For six weeks, Joel learned paleontology field methods and how to use fieldwork and research in tandem. Although he spent time learning to excavate, one of the main goals of the field school was to teach students how to connect their fieldwork to a research project. “Anyone can pick up a hammer, and a chisel, and dust pan and do some excavation, but thinking about research as research—not just something you’re doing—is important if you want to [work] in the field.”

Joel also had the opportunity to conduct some of his own research at the National Museums of Kenya, comparing rodent dentitions between Miocene sites. He spends a lot of his time in Pillsbury Hall working on rodent scans, so going abroad was vital to understanding the environmental context in which the rodents lived. “Until you actually get on the outcrops and walk around to see what it looks like… it would have been very difficult for me to understand.” In total, Joel spent about two and a half months in Kenya working on various field sites and projects.

When he isn’t researching, Joel spends his free time ballroom dancing and rock climbing. These activities are still tied to what Joel is interested in; anthropology, dancing, and rock climbing all explore the limits of human biology and physiology. Each one explores how movement and environment can affect our body’s morphology. “I have a more flexible vertebral column than most because of rotation around it in ballroom,” Joel explained.

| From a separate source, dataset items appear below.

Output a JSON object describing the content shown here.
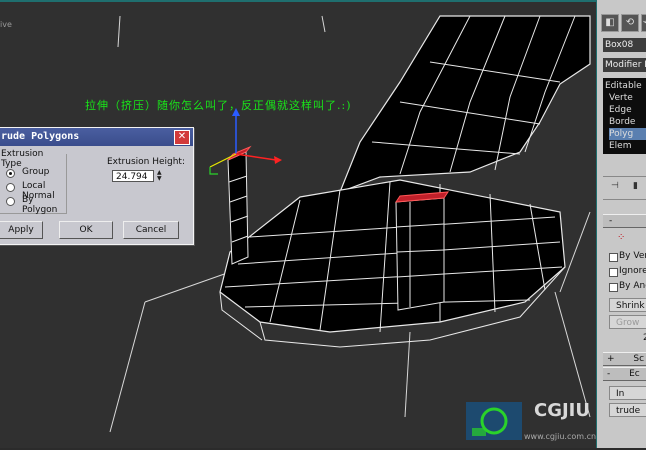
{
  "viewport": {
    "label": "ive"
  },
  "annotation": "拉伸（挤压）随你怎么叫了，反正偶就这样叫了.:)",
  "dialog": {
    "title": "rude Polygons",
    "close_glyph": "✕",
    "extrusion_type_label": "Extrusion Type",
    "options": [
      "Group",
      "Local Normal",
      "By Polygon"
    ],
    "selected_option": "Group",
    "height_label": "Extrusion Height:",
    "height_value": "24.794",
    "buttons": {
      "apply": "Apply",
      "ok": "OK",
      "cancel": "Cancel"
    }
  },
  "panel": {
    "object_name": "Box08",
    "modifier_list": "Modifier List",
    "stack": [
      "Editable",
      "Verte",
      "Edge",
      "Borde",
      "Polyg",
      "Elem"
    ],
    "selected_stack": "Polyg",
    "checkboxes": [
      "By Vert",
      "Ignore",
      "By Ang"
    ],
    "shrink": "Shrink",
    "grow": "Grow",
    "number": "2",
    "rollouts": [
      {
        "sign": "+",
        "label": "Sc"
      },
      {
        "sign": "-",
        "label": "Ec"
      }
    ],
    "insert": "In",
    "extrude": "trude"
  },
  "watermark": {
    "text": "CGJIU",
    "url": "www.cgjiu.com.cn"
  },
  "colors": {
    "annotation": "#19e619",
    "selection": "#5a7fb0",
    "highlight_face": "#c0202a"
  }
}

Joel uses a similar analysis of how body form might inform diet and landscape to aid him in his anthropology research. By studying the shape of rodent dentition, Joel might learn where these rodents lived and what they ate. Just as human morphology informs us about whether our ancestors could climb trees or walk across the savannah, so too can teeth suggest the diets of their owners.

For the future, Joel is thinking about attending graduate school, either for a program with an emphasis in evolutionary biology, morphometrics, or archaeology. “My classwork in anthropology has given me a pretty good background and readied me to not only be in the field, but to work on going further in the discipline.”